Staff photo by Steve Adams

Fortuitous timing of a water leak at Boston’s West End Museum saved irreplaceable artifacts of the neighborhood’s past from destruction.

The neighborhood history museum is closed indefinitely after a building system malfunction on Saturday afternoon sent water pouring throughout the four lower floors.

“I was able to run some of the irreplaceables out of harm’s way,” Museum Director Sebastian Belfanti said. “I heard a big bang and then it started raining. We were pushing water for three or four hours and were able to mitigate some of the damage.”

The museum includes exhibits dedicated to the history of the ethnic enclave which was forever changed in the 1960s by urban renewal, as blocks of tenements were demolished by the Boston Redevelopment Agency to make way for the Charles River Park high-rise complex.
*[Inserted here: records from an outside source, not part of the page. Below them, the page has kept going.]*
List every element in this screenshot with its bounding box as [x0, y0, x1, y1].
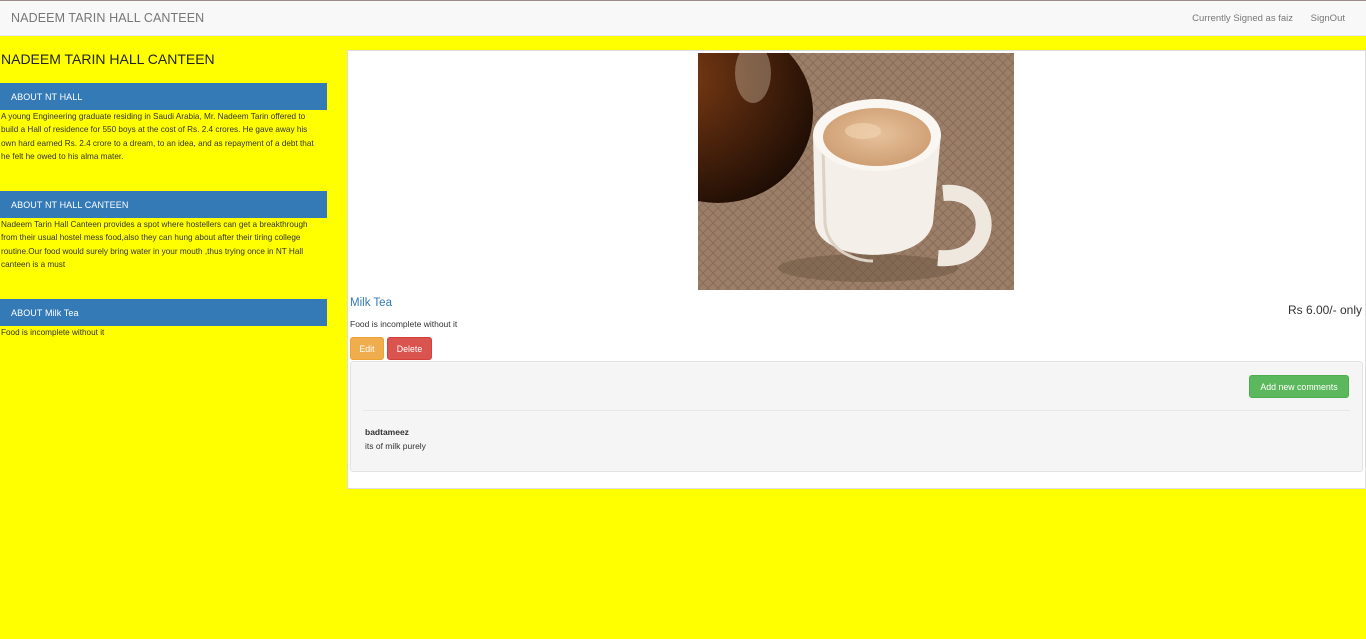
signout-link[interactable]: SignOut [1311, 13, 1345, 24]
milk-tea-photo [698, 53, 1014, 290]
section-text-nt-hall: A young Engineering graduate residing in… [1, 112, 314, 161]
comment-text: its of milk purely [365, 441, 426, 451]
comments-divider [363, 410, 1350, 411]
section-heading-nt-hall: ABOUT NT HALL [0, 83, 327, 110]
comments-section: Add new comments badtameez its of milk p… [350, 361, 1363, 472]
section-text-nt-hall-canteen: Nadeem Tarin Hall Canteen provides a spo… [1, 220, 308, 269]
item-description: Food is incomplete without it [350, 319, 458, 329]
section-text-milk-tea: Food is incomplete without it [1, 328, 105, 337]
item-panel: Milk Tea Rs 6.00/- only Food is incomple… [347, 50, 1366, 489]
item-price: Rs 6.00/- only [1287, 303, 1362, 317]
top-navbar: NADEEM TARIN HALL CANTEEN Currently Sign… [0, 0, 1366, 36]
section-heading-nt-hall-canteen: ABOUT NT HALL CANTEEN [0, 191, 327, 218]
edit-button[interactable]: Edit [350, 337, 384, 360]
delete-button[interactable]: Delete [387, 337, 432, 360]
comment-author: badtameez [365, 427, 409, 437]
signed-in-status: Currently Signed as faiz [1192, 13, 1293, 24]
navbar-brand[interactable]: NADEEM TARIN HALL CANTEEN [11, 11, 204, 25]
add-comment-button[interactable]: Add new comments [1249, 375, 1349, 398]
sidebar-title: NADEEM TARIN HALL CANTEEN [1, 51, 215, 67]
item-name-link[interactable]: Milk Tea [350, 297, 392, 309]
section-heading-milk-tea: ABOUT Milk Tea [0, 299, 327, 326]
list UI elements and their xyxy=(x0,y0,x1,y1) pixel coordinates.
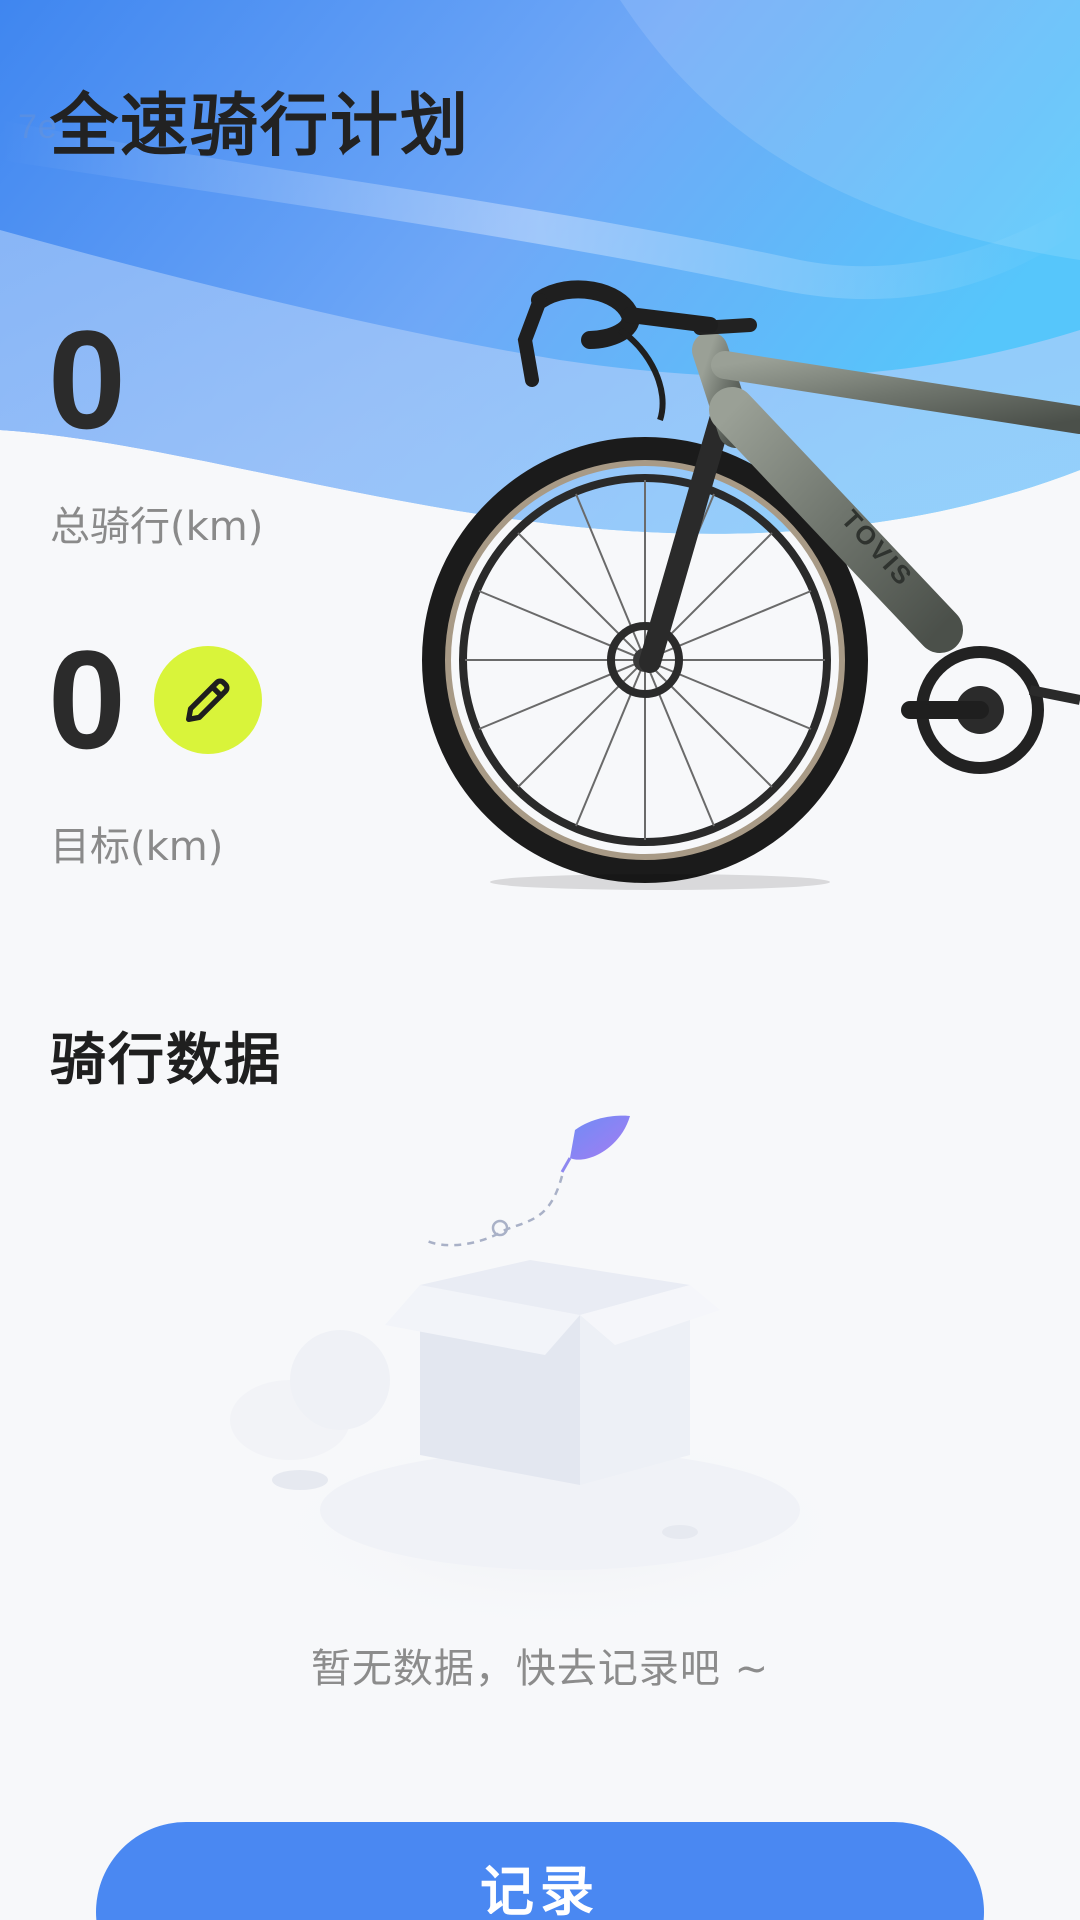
goal-distance-label: 目标(km) xyxy=(50,824,224,870)
bicycle-image: TOVIS xyxy=(422,280,1080,890)
total-distance-label: 总骑行(km) xyxy=(50,504,264,550)
edit-goal-button[interactable] xyxy=(154,646,262,754)
riding-data-section-title: 骑行数据 xyxy=(50,1028,282,1093)
riding-plan-screen: 7e 全速骑行计划 0 总骑行(km) 0 目标(km) TOVIS 骑行数据 … xyxy=(0,0,1080,1920)
pencil-icon xyxy=(186,678,230,722)
empty-state-message: 暂无数据，快去记录吧 ~ xyxy=(310,1646,770,1692)
total-distance-value: 0 xyxy=(48,301,126,458)
page-title: 全速骑行计划 xyxy=(50,87,471,166)
empty-box-illustration xyxy=(230,1115,880,1630)
goal-distance-value: 0 xyxy=(48,621,126,778)
record-button[interactable]: 记录 xyxy=(96,1822,984,1920)
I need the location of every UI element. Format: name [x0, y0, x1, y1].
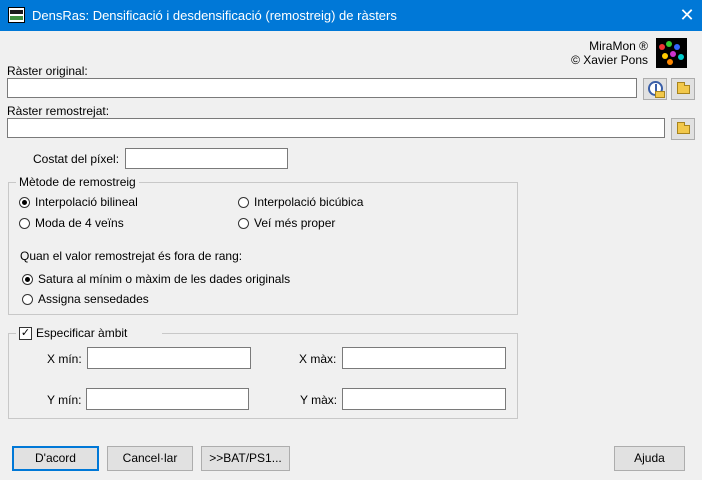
radio-nodata[interactable] [22, 294, 33, 305]
app-icon [8, 7, 25, 23]
browse-original-button[interactable] [671, 78, 695, 100]
ok-button[interactable]: D'acord [12, 446, 99, 471]
radio-bicubic-label[interactable]: Interpolació bicúbica [254, 195, 363, 209]
radio-saturate[interactable] [22, 274, 33, 285]
ymin-input[interactable] [86, 388, 249, 410]
raster-original-label: Ràster original: [7, 64, 88, 78]
title-bar: DensRas: Densificació i desdensificació … [0, 0, 702, 31]
xmin-input[interactable] [87, 347, 251, 369]
ymax-label: Y màx: [300, 393, 338, 407]
out-of-range-label: Quan el valor remostrejat és fora de ran… [20, 249, 243, 263]
radio-mode-4-label[interactable]: Moda de 4 veïns [35, 216, 124, 230]
miramon-logo [656, 38, 687, 68]
radio-nearest[interactable] [238, 218, 249, 229]
xmin-label: X mín: [47, 352, 82, 366]
extent-checkbox[interactable]: ✓ [19, 327, 32, 340]
brand-author: © Xavier Pons [571, 53, 648, 67]
folder-icon [677, 122, 690, 134]
raster-remostrejat-label: Ràster remostrejat: [7, 104, 110, 118]
open-server-button[interactable] [643, 78, 667, 100]
radio-nodata-label[interactable]: Assigna sensedades [38, 292, 149, 306]
xmax-label: X màx: [299, 352, 337, 366]
radio-bicubic[interactable] [238, 197, 249, 208]
raster-original-input[interactable] [7, 78, 637, 98]
radio-saturate-label[interactable]: Satura al mínim o màxim de les dades ori… [38, 272, 290, 286]
cancel-button[interactable]: Cancel·lar [107, 446, 193, 471]
browse-remostrejat-button[interactable] [671, 118, 695, 140]
raster-remostrejat-input[interactable] [7, 118, 665, 138]
radio-bilinear[interactable] [19, 197, 30, 208]
xmax-input[interactable] [342, 347, 506, 369]
ymin-label: Y mín: [47, 393, 82, 407]
radio-bilinear-label[interactable]: Interpolació bilineal [35, 195, 138, 209]
resampling-method-legend: Mètode de remostreig [16, 175, 139, 189]
brand-name: MiraMon ® [589, 39, 648, 53]
close-icon[interactable]: ✕ [676, 3, 698, 27]
ymax-input[interactable] [342, 388, 506, 410]
bat-ps1-button[interactable]: >>BAT/PS1... [201, 446, 290, 471]
pixel-size-input[interactable] [125, 148, 288, 169]
window-title: DensRas: Densificació i desdensificació … [32, 8, 397, 23]
pixel-size-label: Costat del píxel: [33, 152, 120, 166]
extent-checkbox-label[interactable]: Especificar àmbit [36, 326, 127, 340]
folder-icon [677, 82, 690, 94]
radio-nearest-label[interactable]: Veí més proper [254, 216, 335, 230]
help-button[interactable]: Ajuda [614, 446, 685, 471]
radio-mode-4[interactable] [19, 218, 30, 229]
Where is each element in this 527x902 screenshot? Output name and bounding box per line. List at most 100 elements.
Frozen pipes apparently burst and sent water cascading into the ground-floor museum space on Staniford Street. No damage estimate is yet available, Belfanti said.

The 4,000-square-foot museum was created in 2004 by the West End Housing Corp., a community development corporation that developed the residential building.

Belfanti estimated the museum will be closed for two months.

“There were more than a handful of irreplaceables that were grabbed as water started to fall on them, so they’re OK, but definitely wouldn’t have been if someone wasn’t here. There were so many near-misses in the archive,” he said.